Earthquake model to leave Royal Society summer visitors shaken and stirred

A scale model of one of the UK’s unique nuclear reactors, designed to test its resilience to earthquakes, will take pride of place at this year’s Royal Society Summer Exhibition.

Earthquakes are rare in the UK, but not unknown: the remnants of old tectonic faults run across the country, and still occasionally have twinges – the British Geological Survey detects about 200 to 300 earthquakes per year, of which 10 per cent are strong enough to be felt by the public.  Equipment used at Bristol University to test the resilience of structures against earth tremors will be visiting London for the Royal Society’s Summer Exhibition, which runs this week at the venerable organisation’s headquarters.

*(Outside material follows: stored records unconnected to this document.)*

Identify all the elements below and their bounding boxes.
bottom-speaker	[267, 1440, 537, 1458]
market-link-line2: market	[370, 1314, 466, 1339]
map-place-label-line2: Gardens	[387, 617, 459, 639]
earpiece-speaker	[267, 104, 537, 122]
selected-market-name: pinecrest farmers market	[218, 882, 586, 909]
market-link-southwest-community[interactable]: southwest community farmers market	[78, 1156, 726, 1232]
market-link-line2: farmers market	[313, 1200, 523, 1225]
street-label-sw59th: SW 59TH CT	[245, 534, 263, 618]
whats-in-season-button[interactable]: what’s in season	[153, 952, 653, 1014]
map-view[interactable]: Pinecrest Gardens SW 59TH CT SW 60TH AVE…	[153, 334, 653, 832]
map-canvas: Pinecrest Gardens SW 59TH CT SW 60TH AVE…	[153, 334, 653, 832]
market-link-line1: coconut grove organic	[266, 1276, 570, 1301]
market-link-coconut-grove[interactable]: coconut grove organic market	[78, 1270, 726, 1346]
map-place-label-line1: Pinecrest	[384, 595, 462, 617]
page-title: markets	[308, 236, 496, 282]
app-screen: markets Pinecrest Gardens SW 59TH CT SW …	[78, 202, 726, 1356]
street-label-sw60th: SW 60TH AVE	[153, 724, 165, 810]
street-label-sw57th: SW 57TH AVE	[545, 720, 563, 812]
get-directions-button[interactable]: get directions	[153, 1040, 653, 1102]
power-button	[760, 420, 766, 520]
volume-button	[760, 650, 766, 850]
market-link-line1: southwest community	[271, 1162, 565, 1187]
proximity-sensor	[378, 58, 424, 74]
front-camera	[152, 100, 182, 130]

The exhibition is a free event at which universities, companies and other organisations involved in STEM invite the public to view and ask questions about some of their most interesting projects.

This year’s event has 22 exhibits, covering subjects including autonomous vehicles (courtesy of the University of Leicester); how mathematical modelling is used to produce images of and improve drug delivery to tumours (University College London); the possibilities of building wooden skyscrapers (University of Cambridge); the progress of lunar science since the Apollo landings and how it might lead to humans living and working on the moon (a collaboration involving the Open University, Natural History Museum, and Birkbeck, Manchester and Oxford Universities).